Back in those days people shelled out big bucks (ok, $80 or so) for "Blazervision," a season-long PPV package that delivered untelevised away games and home games guaranteed to sell out. Banners echoing "RIP CITY!" could be found hanging off office buildings downtown and warehouses lining I-84. Z100 was running either "Rip City Rhapsody " or "Bust a Bucket," two unbelievably cheesy songs performed by members of the team, every half hour.

I would turn down the volume on games broadcasted on KGW in order to listen to Bill Schonely's play-by-play radio coverage on 1190 KEX. There was always a half second delay on the TV broadcast, which meant Schonely would reveal wether or not a basket was good while the ball was still sailing through the air. It was like he was predicting the future and his trademark "RIP CITY!" usually matched up perfectly with the rock hitting the net.

Those days are long gone. Over a decade of run-ins with the law, wasted potential, indifference and outright hostility from the players, PR disasters. Paul Allen's inexplicable fixation with Darius Miles and the occasional pitbull match have a way of doing that. That's not to say the good ol' days were perfect. I'm probably one of the few people in town that even vaguely recall an unfortunate incident that went down in Utah. Sometime in the early '90s various team members were caught (supposedly) trying to pick up underaged girls in a Salt Lake City shopping mall. The term "Jail Blazers" harkens back to at least the Drexler-era.




Flash forward to 2006. I never win anything but somehow landed two tickets to Saturday's home game against the Utah Jazz. I can only assume that this was because no one else entered the contest in question. Has the franchise really sunk this low? There was a time when I would have been parked and inside the Rose Garden 45 minutes before the opening tip. On Saturday night, a colleague and I decided to drag our heels at a restaurant over on NE Broadway instead of making it in time for the "Star Spangled Banner." Or halftime for that matter.

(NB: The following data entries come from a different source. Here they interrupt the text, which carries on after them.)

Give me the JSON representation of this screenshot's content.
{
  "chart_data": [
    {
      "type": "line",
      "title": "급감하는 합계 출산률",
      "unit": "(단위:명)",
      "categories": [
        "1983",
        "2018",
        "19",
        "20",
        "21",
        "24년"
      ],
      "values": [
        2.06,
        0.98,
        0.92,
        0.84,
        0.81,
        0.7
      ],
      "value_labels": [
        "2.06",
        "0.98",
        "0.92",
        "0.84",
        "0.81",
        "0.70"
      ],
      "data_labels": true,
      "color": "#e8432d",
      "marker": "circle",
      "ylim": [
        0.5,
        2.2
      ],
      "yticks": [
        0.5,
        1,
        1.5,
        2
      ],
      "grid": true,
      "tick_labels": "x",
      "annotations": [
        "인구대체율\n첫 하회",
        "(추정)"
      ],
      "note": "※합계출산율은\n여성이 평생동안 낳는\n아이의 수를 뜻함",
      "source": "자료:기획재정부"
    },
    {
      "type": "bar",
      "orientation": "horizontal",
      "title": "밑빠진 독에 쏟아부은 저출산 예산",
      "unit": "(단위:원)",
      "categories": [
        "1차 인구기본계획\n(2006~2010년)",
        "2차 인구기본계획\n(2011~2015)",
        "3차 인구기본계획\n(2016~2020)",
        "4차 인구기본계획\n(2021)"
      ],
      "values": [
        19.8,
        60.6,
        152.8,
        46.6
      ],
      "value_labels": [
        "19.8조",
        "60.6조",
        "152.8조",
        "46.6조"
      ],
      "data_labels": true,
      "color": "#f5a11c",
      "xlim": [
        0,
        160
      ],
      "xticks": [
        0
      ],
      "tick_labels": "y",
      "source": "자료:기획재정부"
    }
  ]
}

By the time we got to the Rose Garden, the Jazz had a double-digit lead and Blazer fans were marching out of the stadium with their heads hung low. This was only half-way through the third quarter. The Jazz weren't playing all that well but our Portland Trailblazers looked downright pathetic. Easy turnovers, half-hearted jump shots- nothing but malaise and lethargy on the court. A fan to our right spend most of the fourth quarter with his head in his hands. A family behind us, with an entire row to themselves, struggled to keep their kids occupied. They looked like they were attending a particularly dull church sermon instead of an NBA basketball game.

When the Blazers did score, all they earned for their efforts were polite golf claps. The team's lone dunk during the fourth quarter didn't garner much more enthusiasm. This was a crowd so dejected and demoralized by the franchises' endless foibles that the only thing that got them out of their seats was the possibility of free t-shirts. Once the cheerleaders and their air-cannons were off the court, they fell back into their semi-comas. The only real cheers came when the team's mascot, Blaze, strolled out to perform aerobatic dunks during a timeout. You know your franchise is in trouble when the team is getting shown up by a guy with a trampoline and a cat costume.

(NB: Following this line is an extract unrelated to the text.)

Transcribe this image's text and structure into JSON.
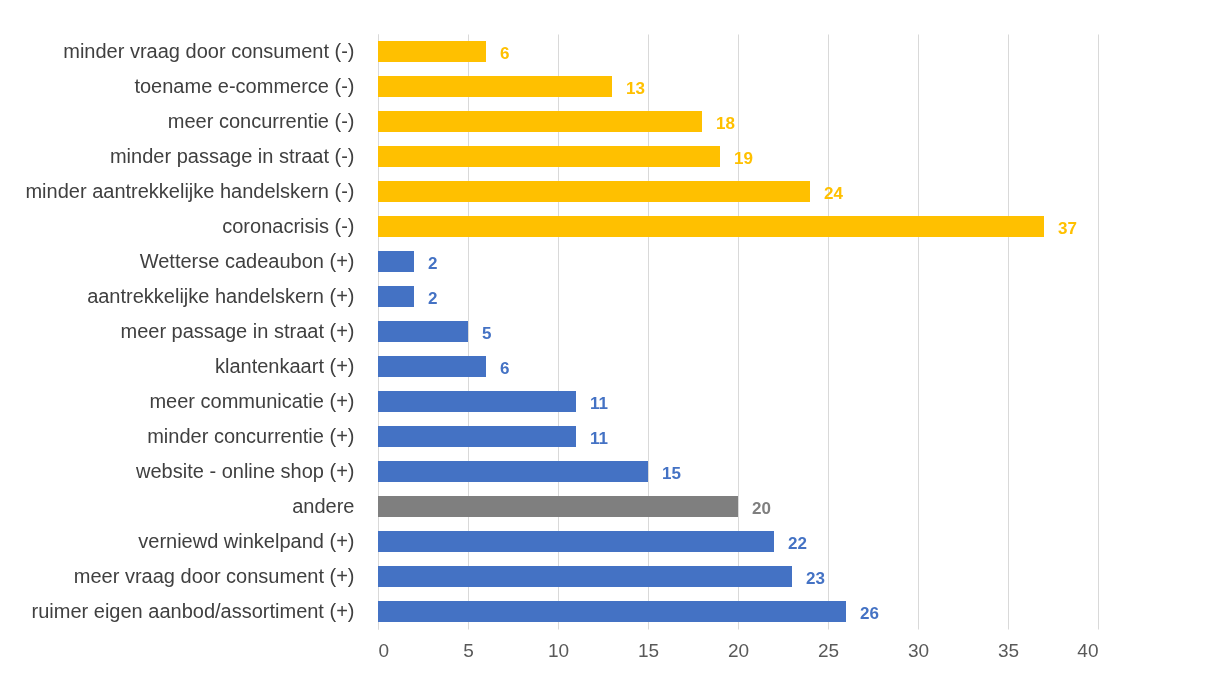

And where were the free Chalupas? Or does the staff at the Rose Garden only break out those coupons if the home team scores over a 100 points?

Halfway through the fourth, the stadium was half empty. Within seconds of the final buzzer, it was nearly vacant. Twenty-four hours later, the team would suffer one the franchise's worst losses, a 39-point blowout against the nearly as pitiful SuperSonics. Coach Nate McMillan later remarked to the Oregonian, "the thing is, it could get worse."

Are you sure about that? According to Jon Canzano's Weblog, a recent in-house promotion offered free tickets to the team's remaining home games in exchange for used Verizon telephone books. A few years ago these same tickets would sell for upwards of $50. They can't even give them away.